Created on 2022-03-16 by the reprex package (v2.0.1)

bwiernik commented 2 years ago

Awesome. Can you link to where this is implemented?

strengejacke commented 2 years ago
library(readr)
docvisit <- read_table2("C:/Users/DL/Downloads/docvisit.txt")
#> Warning: `read_table2()` was deprecated in readr 2.0.0.
#> Please use `read_table()` instead.
#> 
#> -- Column specification --------------------------------------------------------
#> cols(
#>   sex = col_double(),
#>   age = col_double(),
#>   agesq = col_double(),
#>   income = col_double(),
#>   levyplus = col_double(),
#>   freepoor = col_double(),
#>   freerepa = col_double(),
#>   illness = col_double(),
#>   actdays = col_double(),
#>   hscore = col_double(),
#>   chcond1 = col_double(),
#>   chcond2 = col_double(),
#>   doctorco = col_double(),
#>   nondocco = col_double(),
#>   hospadmi = col_double(),
#>   hospad = col_double(),
#>   medicine = col_double(),
#>   prescrib = col_double(),
#>   nonpresc = col_double()
#> )

library(glmmTMB)
#> Warning: package 'glmmTMB' was built under R version 4.1.3
library(performance)

mp <- glmmTMB(
  doctorco ~ sex + illness + income + hscore, 
  data = docvisit,
  family = poisson()
)
plot(check_overdispersion(mp))
#> `geom_smooth()` using method = 'gam' and formula 'y ~ s(x, bs = "cs")'
#> `geom_smooth()` using method = 'gam' and formula 'y ~ s(x, bs = "cs")'

mnb <- glmmTMB(
  doctorco ~ sex + illness + income + hscore, 
  data = docvisit,
  family = nbinom2()
)
plot(check_overdispersion(mnb))
#> `geom_smooth()` using method = 'gam' and formula 'y ~ s(x, bs = "cs")'
#> `geom_smooth()` using method = 'gam' and formula 'y ~ s(x, bs = "cs")'

mzip <- glmmTMB(
  doctorco ~ sex + illness + income + hscore, 
  ziformula = ~ age,
  data = docvisit,
  family = poisson()
)
plot(check_overdispersion(mzip))
#> Warning: Cannot test for overdispersion, because pearson residuals are not implemented
#>   for models with zero-inflation or variable dispersion.
#>   Only the visual inspection using 'plot(check_overdispersion(model))' is
#>   possible.
#> `geom_smooth()` using method = 'gam' and formula 'y ~ s(x, bs = "cs")'
#> `geom_smooth()` using method = 'gam' and formula 'y ~ s(x, bs = "cs")'

mzinb <- glmmTMB(
  doctorco ~ sex + illness + income + hscore,
  ziformula = ~ age,
  data = docvisit,
  family = nbinom2()
)
plot(check_overdispersion(mzinb))
#> Warning: Cannot test for overdispersion, because pearson residuals are not implemented
#>   for models with zero-inflation or variable dispersion.
#>   Only the visual inspection using 'plot(check_overdispersion(model))' is
#>   possible.
#> `geom_smooth()` using method = 'gam' and formula 'y ~ s(x, bs = "cs")'
#> `geom_smooth()` using method = 'gam' and formula 'y ~ s(x, bs = "cs")'

mzinbd <- glmmTMB(
  doctorco ~ sex + illness + income + hscore + age,
  ziformula = ~ sex + illness + income + hscore + age,
  dispformula = ~ sex + illness + income + hscore + age,
  data = docvisit,
  family = nbinom2()
)
plot(check_overdispersion(mzinbd))
#> Warning: Cannot test for overdispersion, because pearson residuals are not implemented
#>   for models with zero-inflation or variable dispersion.
#>   Only the visual inspection using 'plot(check_overdispersion(model))' is
#>   possible.
#> `geom_smooth()` using method = 'gam' and formula 'y ~ s(x, bs = "cs")'
#> `geom_smooth()` using method = 'gam' and formula 'y ~ s(x, bs = "cs")'

Created on 2022-03-16 by the reprex package (v2.0.1)

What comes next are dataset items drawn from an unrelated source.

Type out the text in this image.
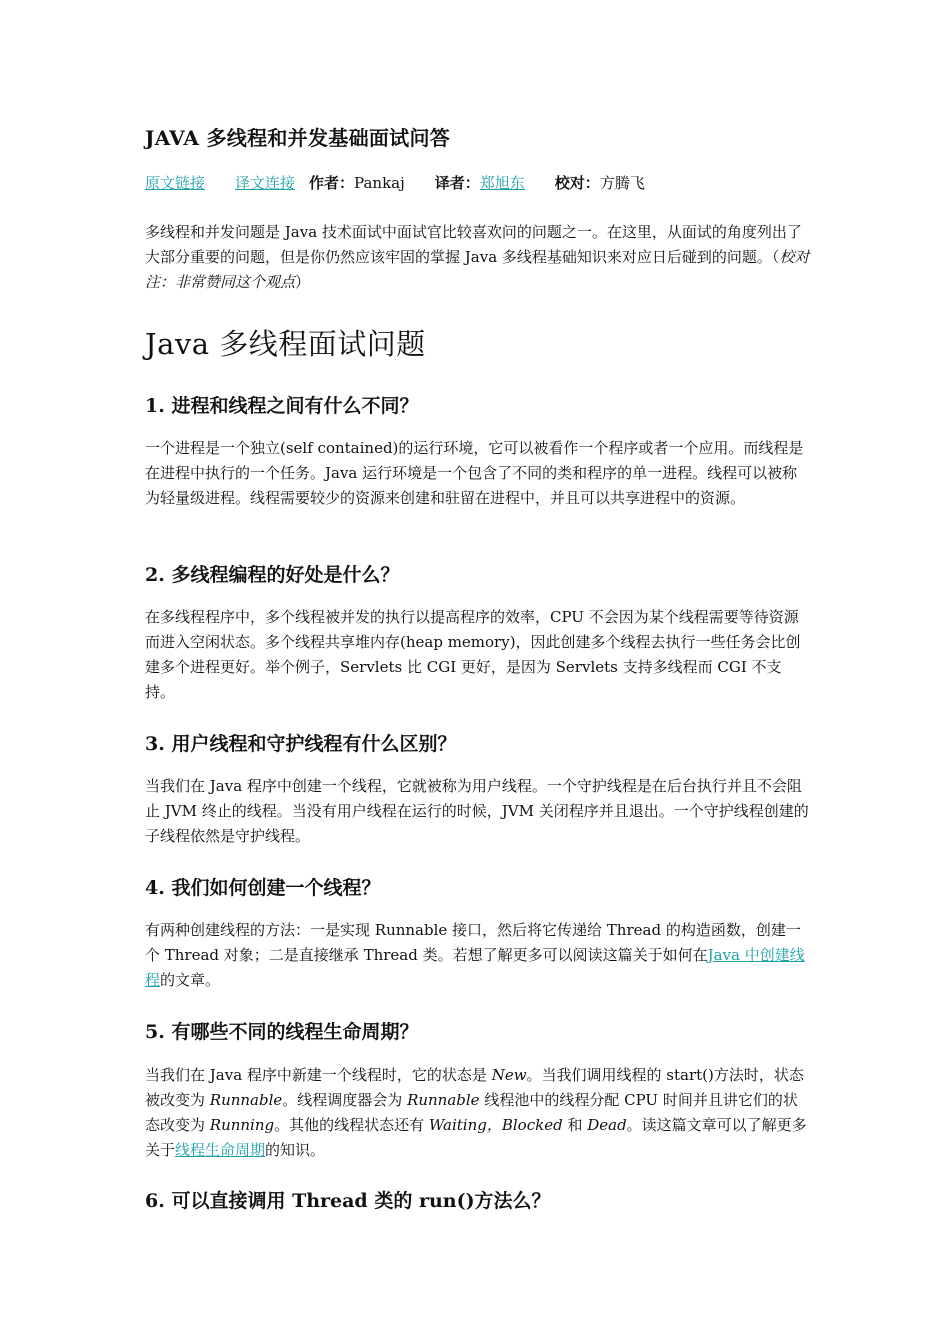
JAVA 多线程和并发基础面试问答
原文链接 译文连接 作者：Pankaj 译者：郑旭东 校对：方腾飞

多线程和并发问题是 Java 技术面试中面试官比较喜欢问的问题之一。在这里，从面试的角度列出了大部分重要的问题，但是你仍然应该牢固的掌握 Java 多线程基础知识来对应日后碰到的问题。（校对注：非常赞同这个观点）

Java 多线程面试问题
1. 进程和线程之间有什么不同？

一个进程是一个独立(self contained)的运行环境，它可以被看作一个程序或者一个应用。而线程是在进程中执行的一个任务。Java 运行环境是一个包含了不同的类和程序的单一进程。线程可以被称为轻量级进程。线程需要较少的资源来创建和驻留在进程中，并且可以共享进程中的资源。

2. 多线程编程的好处是什么？

在多线程程序中，多个线程被并发的执行以提高程序的效率，CPU 不会因为某个线程需要等待资源而进入空闲状态。多个线程共享堆内存(heap memory)，因此创建多个线程去执行一些任务会比创建多个进程更好。举个例子，Servlets 比 CGI 更好，是因为 Servlets 支持多线程而 CGI 不支持。

3. 用户线程和守护线程有什么区别？

当我们在 Java 程序中创建一个线程，它就被称为用户线程。一个守护线程是在后台执行并且不会阻止 JVM 终止的线程。当没有用户线程在运行的时候，JVM 关闭程序并且退出。一个守护线程创建的子线程依然是守护线程。

4. 我们如何创建一个线程？

有两种创建线程的方法：一是实现 Runnable 接口，然后将它传递给 Thread 的构造函数，创建一个 Thread 对象；二是直接继承 Thread 类。若想了解更多可以阅读这篇关于如何在Java 中创建线程的文章。

5. 有哪些不同的线程生命周期？

当我们在 Java 程序中新建一个线程时，它的状态是 New。当我们调用线程的 start()方法时，状态被改变为 Runnable。线程调度器会为 Runnable 线程池中的线程分配 CPU 时间并且讲它们的状态改变为 Running。其他的线程状态还有 Waiting，Blocked 和 Dead。读这篇文章可以了解更多关于线程生命周期的知识。

6. 可以直接调用 Thread 类的 run()方法么？
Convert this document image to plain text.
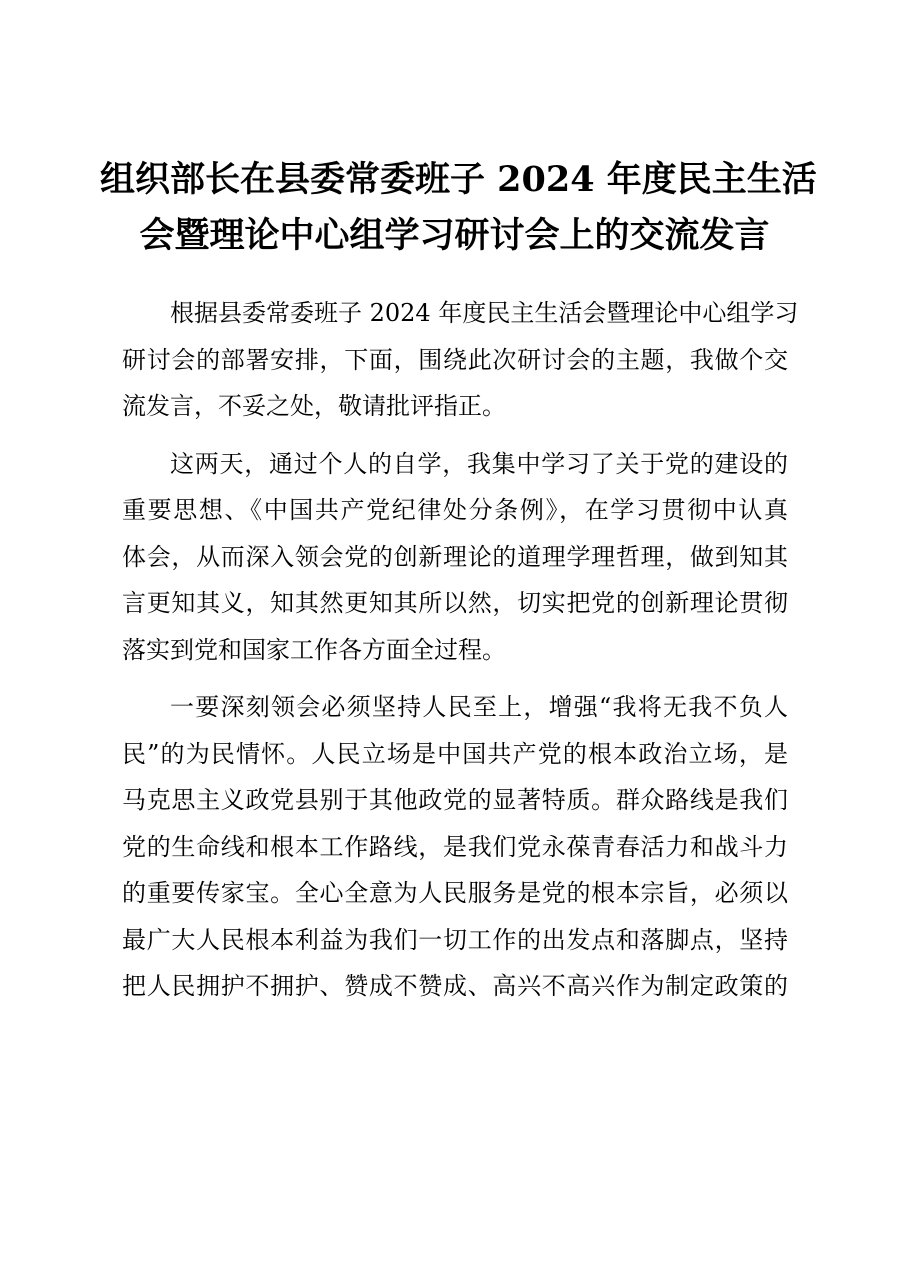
组织部长在县委常委班子 2024 年度民主生活
会暨理论中心组学习研讨会上的交流发言

根据县委常委班子 2024 年度民主生活会暨理论中心组学习
研讨会的部署安排，下面，围绕此次研讨会的主题，我做个交
流发言，不妥之处，敬请批评指正。

这两天，通过个人的自学，我集中学习了关于党的建设的
重要思想、《中国共产党纪律处分条例》，在学习贯彻中认真
体会，从而深入领会党的创新理论的道理学理哲理，做到知其
言更知其义，知其然更知其所以然，切实把党的创新理论贯彻
落实到党和国家工作各方面全过程。

一要深刻领会必须坚持人民至上，增强“我将无我不负人
民”的为民情怀。人民立场是中国共产党的根本政治立场，是
马克思主义政党县别于其他政党的显著特质。群众路线是我们
党的生命线和根本工作路线，是我们党永葆青春活力和战斗力
的重要传家宝。全心全意为人民服务是党的根本宗旨，必须以
最广大人民根本利益为我们一切工作的出发点和落脚点，坚持
把人民拥护不拥护、赞成不赞成、高兴不高兴作为制定政策的
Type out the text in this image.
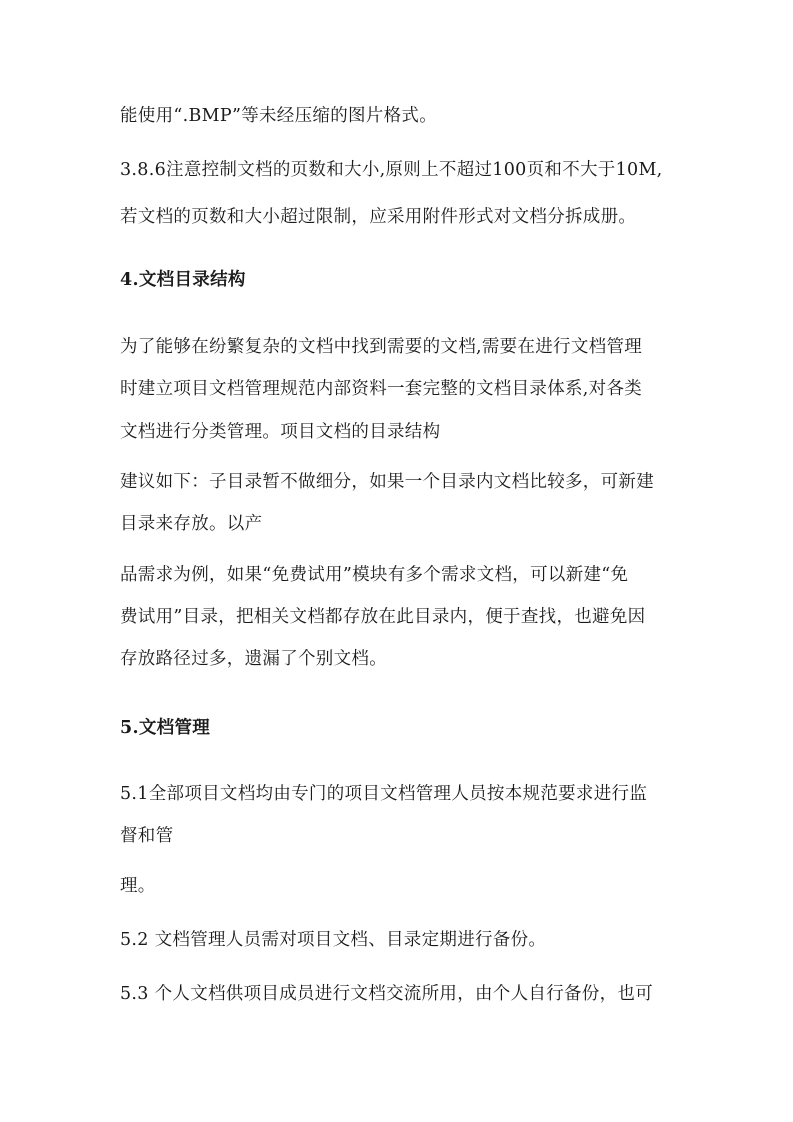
能使用“.BMP”等未经压缩的图片格式。
3.8.6注意控制文档的页数和大小,原则上不超过100页和不大于10M,
若文档的页数和大小超过限制，应采用附件形式对文档分拆成册。
4.文档目录结构
为了能够在纷繁复杂的文档中找到需要的文档,需要在进行文档管理
时建立项目文档管理规范内部资料一套完整的文档目录体系,对各类
文档进行分类管理。项目文档的目录结构
建议如下：子目录暂不做细分，如果一个目录内文档比较多，可新建
目录来存放。以产
品需求为例，如果“免费试用”模块有多个需求文档，可以新建“免
费试用”目录，把相关文档都存放在此目录内，便于查找，也避免因
存放路径过多，遗漏了个别文档。
5.文档管理
5.1全部项目文档均由专门的项目文档管理人员按本规范要求进行监
督和管
理。
5.2 文档管理人员需对项目文档、目录定期进行备份。
5.3 个人文档供项目成员进行文档交流所用，由个人自行备份，也可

strengejacke commented 2 years ago

Awesome. Can you link to where this is implemented?

This works for check_model(), not yet for plot() (because it requires the forthcoming update from see on CRAN). I'll commit the latest changes to working PR branches, so you can reproduce the plots above.

strengejacke commented 2 years ago

Ok, you need the latest insight from GitHub/r-universe, performance from this PR (https://github.com/easystats/performance/pull/404), and latest see from GitHub / r-universe. Then, the above examples work. If you install performance from master instead of PR, "only" the check_model() including overdispersion plots work.

strengejacke commented 2 years ago

In future versions, we'll be able to have both plot-types for overdispersion...

library(glmmTMB)
library(performance)
data("Salamanders")
m <- glmmTMB(
  count ~ mined + spp + (1 | site),
  family = poisson,
  data = Salamanders
)
check_model(m)

check_model(m, plot_type = 2)

DominiqueMakowski commented 2 years ago

This design is somewhat a bit at odds with our traditional opinionated API, rather than having different plot_types, I'd just pick one version which we think it's the best and stick with it (until the next improvement)... or, if they show different stuff, have the two overdispersion plots side by side in the corner (subplots)?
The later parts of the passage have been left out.